Чтобы не опускать головы, я поднял взгляд вверх, подавляя в себе желание расплакаться. Я читал надписи на стенах, покрытых великолепными росписями любимого художника фараона Майи, которые в данном случае представляли сцену танца. Блики света из маленького окна играли с телами танцовщиц, создавая иллюзию движения, хотя в час быка тень преобладала над светом[1], вдобавок экзекуция проводилась в одном из самых маленьких и темных залов Большого дворца, которые обычно отводились писцам и прочим чиновникам. Государственные учреждения располагались в Северном квартале, но завершающий этап работы проходил в присутствии фараона. Несмотря на то, что зал был одним из самых скромных по размеру и количеству росписей, он в моих поисках утешения показался мне фантастически красивым, что отчасти помогло мне в какой-то мере преодолеть стыд.
Меня развлекла мысль о том, что во время наших с Тутом[2] недостойных вылазок мы никогда не останавливались в этом зале, чтобы полюбоваться окружавшей нас красотой, и если я пытался его задержать, он зевал и спешил туда, где его ожидали живые впечатления.

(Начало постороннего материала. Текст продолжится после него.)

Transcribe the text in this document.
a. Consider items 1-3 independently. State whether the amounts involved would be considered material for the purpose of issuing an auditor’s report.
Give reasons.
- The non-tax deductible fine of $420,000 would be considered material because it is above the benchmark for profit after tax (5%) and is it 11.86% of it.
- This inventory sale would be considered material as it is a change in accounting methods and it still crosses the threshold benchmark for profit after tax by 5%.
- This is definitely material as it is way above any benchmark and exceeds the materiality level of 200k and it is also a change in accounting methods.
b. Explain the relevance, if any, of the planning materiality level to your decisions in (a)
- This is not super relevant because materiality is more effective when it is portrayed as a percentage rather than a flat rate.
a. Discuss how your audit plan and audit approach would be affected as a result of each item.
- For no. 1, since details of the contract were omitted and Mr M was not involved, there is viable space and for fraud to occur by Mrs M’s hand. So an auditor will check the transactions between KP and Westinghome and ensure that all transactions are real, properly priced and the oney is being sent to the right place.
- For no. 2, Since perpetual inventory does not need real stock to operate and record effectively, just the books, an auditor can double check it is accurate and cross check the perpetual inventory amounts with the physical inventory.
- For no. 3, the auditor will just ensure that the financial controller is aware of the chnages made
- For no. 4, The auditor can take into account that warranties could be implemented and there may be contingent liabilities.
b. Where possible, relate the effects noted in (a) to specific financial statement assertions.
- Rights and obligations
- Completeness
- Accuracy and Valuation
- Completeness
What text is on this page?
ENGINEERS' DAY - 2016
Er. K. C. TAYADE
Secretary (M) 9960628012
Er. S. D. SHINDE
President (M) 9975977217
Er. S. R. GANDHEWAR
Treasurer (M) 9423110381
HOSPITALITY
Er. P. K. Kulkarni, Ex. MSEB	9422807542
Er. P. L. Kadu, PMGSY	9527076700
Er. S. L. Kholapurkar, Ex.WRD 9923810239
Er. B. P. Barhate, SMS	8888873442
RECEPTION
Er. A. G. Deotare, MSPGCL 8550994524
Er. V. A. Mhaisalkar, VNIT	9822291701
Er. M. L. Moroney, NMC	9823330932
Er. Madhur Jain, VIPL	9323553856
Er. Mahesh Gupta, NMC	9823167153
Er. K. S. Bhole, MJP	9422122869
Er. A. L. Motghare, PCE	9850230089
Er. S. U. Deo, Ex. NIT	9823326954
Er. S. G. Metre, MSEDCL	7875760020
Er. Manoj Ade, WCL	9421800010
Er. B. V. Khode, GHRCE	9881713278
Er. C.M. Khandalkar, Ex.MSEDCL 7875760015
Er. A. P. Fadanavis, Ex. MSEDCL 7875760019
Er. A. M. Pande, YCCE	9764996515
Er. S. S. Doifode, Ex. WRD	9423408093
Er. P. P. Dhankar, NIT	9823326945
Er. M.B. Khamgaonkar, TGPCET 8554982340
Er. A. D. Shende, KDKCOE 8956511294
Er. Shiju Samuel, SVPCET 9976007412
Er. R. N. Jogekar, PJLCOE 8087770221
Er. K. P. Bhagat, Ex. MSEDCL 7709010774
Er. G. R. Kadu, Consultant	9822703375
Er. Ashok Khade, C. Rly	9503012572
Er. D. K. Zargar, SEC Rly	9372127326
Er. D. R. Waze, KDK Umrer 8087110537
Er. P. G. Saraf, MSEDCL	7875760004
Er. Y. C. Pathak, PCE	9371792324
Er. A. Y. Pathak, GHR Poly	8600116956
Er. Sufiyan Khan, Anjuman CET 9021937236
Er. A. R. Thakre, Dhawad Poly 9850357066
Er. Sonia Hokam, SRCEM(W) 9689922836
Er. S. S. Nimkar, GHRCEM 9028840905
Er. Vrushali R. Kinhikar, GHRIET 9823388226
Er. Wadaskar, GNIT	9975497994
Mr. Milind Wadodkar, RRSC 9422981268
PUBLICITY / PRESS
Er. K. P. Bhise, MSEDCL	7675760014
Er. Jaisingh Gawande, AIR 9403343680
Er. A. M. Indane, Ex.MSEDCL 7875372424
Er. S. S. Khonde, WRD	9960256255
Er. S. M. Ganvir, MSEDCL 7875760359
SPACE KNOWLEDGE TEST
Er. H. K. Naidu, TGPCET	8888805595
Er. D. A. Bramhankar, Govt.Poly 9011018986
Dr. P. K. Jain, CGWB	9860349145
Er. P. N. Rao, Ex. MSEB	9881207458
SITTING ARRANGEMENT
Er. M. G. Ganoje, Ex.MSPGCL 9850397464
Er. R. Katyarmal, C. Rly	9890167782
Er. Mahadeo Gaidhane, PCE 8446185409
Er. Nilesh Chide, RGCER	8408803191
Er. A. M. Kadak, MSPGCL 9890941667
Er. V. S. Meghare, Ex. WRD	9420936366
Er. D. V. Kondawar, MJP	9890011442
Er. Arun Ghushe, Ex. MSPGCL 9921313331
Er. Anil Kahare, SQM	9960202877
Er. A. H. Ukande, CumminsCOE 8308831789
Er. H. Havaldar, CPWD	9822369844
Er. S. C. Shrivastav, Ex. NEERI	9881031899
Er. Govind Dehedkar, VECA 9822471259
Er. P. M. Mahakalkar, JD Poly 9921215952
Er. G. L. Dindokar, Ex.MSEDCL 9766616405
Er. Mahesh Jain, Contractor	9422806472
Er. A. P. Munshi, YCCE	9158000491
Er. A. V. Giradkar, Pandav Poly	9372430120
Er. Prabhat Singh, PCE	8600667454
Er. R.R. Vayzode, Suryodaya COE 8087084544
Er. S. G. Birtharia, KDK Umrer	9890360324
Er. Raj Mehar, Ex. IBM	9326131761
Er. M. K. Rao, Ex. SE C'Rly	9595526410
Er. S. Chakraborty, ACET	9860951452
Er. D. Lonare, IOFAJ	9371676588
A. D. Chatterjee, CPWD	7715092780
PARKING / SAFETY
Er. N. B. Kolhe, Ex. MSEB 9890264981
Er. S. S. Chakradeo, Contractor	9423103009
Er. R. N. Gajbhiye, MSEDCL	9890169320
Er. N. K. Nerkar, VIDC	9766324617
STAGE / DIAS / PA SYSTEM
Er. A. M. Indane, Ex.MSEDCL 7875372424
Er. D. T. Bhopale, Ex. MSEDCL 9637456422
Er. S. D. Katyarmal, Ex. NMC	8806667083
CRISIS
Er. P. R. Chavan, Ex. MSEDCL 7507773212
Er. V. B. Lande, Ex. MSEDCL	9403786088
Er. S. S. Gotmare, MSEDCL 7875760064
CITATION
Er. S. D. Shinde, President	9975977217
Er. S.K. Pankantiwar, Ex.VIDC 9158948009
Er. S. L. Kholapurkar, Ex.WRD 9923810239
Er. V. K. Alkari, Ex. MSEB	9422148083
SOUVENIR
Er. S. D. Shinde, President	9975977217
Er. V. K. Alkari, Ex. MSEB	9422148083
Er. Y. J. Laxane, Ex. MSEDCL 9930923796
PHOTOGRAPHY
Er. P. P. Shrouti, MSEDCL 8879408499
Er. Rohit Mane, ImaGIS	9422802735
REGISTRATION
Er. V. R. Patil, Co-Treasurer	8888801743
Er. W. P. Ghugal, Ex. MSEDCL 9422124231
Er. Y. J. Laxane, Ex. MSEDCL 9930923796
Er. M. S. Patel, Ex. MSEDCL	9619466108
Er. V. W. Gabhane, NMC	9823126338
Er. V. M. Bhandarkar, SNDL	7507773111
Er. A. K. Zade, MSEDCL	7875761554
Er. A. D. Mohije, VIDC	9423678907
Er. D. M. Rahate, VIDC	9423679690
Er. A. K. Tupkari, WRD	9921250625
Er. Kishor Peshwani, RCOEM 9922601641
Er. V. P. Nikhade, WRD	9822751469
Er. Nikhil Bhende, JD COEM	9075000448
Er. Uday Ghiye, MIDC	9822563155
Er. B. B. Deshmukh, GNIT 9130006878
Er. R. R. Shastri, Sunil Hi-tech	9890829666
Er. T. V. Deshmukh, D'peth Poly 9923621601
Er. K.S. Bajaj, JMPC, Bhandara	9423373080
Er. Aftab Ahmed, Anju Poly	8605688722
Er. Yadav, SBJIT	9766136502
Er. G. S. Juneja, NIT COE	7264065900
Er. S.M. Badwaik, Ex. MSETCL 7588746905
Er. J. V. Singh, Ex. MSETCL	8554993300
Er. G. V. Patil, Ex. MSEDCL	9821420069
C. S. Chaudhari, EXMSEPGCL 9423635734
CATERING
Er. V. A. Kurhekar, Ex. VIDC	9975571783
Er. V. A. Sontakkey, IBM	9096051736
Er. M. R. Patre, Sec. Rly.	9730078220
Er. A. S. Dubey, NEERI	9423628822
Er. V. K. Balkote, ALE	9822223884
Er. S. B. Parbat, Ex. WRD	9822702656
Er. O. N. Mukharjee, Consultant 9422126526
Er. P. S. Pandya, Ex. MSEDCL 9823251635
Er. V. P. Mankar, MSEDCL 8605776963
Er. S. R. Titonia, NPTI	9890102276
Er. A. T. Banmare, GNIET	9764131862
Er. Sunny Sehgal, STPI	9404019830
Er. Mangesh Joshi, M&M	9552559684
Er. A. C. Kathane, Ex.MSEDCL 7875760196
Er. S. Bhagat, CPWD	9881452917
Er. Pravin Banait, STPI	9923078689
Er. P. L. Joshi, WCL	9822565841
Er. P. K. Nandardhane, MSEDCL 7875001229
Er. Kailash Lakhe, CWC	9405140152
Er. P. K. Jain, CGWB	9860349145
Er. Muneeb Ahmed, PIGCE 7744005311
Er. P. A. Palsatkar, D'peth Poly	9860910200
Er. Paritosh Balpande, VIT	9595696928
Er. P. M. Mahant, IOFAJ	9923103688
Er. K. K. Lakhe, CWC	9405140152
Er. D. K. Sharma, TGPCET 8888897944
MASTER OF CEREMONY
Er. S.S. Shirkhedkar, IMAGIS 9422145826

Я утешался мыслями о том, что милостивый Атон наградит меня за преданность и молчаливую борьбу, рано или поздно поставив Тута на вершину власти. И с гневом думал, что наказание совершилось из‑за слабости фараона, отдавшего свой дом на откуп жрецам Амона, которые прибыли из старых Фив, как только узнали, что дела правителя плохи.
Когда удары с почти болезненной неожиданностью перестали обрушиваться на мою спину, я тайком испустил вздох облегчения и посмотрел по сторонам.
Встреченные мною восхищенные взгляды стоили потраченных усилий, но я опустил глаза. Я не только не имел права проявлять слабость во время наказания, мне полагалось смиренно склониться перед своим мучителем, тем самым завершая еретическую церемонию, проводимую втайне от царской семьи. Малейший намек на высокомерие мог бы свести на нет весь ритуал и повредить моему свету.
Я смазал спину смесью раствора соды и сока алоэ – этим средством лечат открытые раны. Наконец-то я мог уйти к себе и выплакаться, не в силах смириться с несправедливостью наказания. Я, молодой, горячий, жаждал мести, но то, что это мой долг, не подлежало ни малейшему сомнению.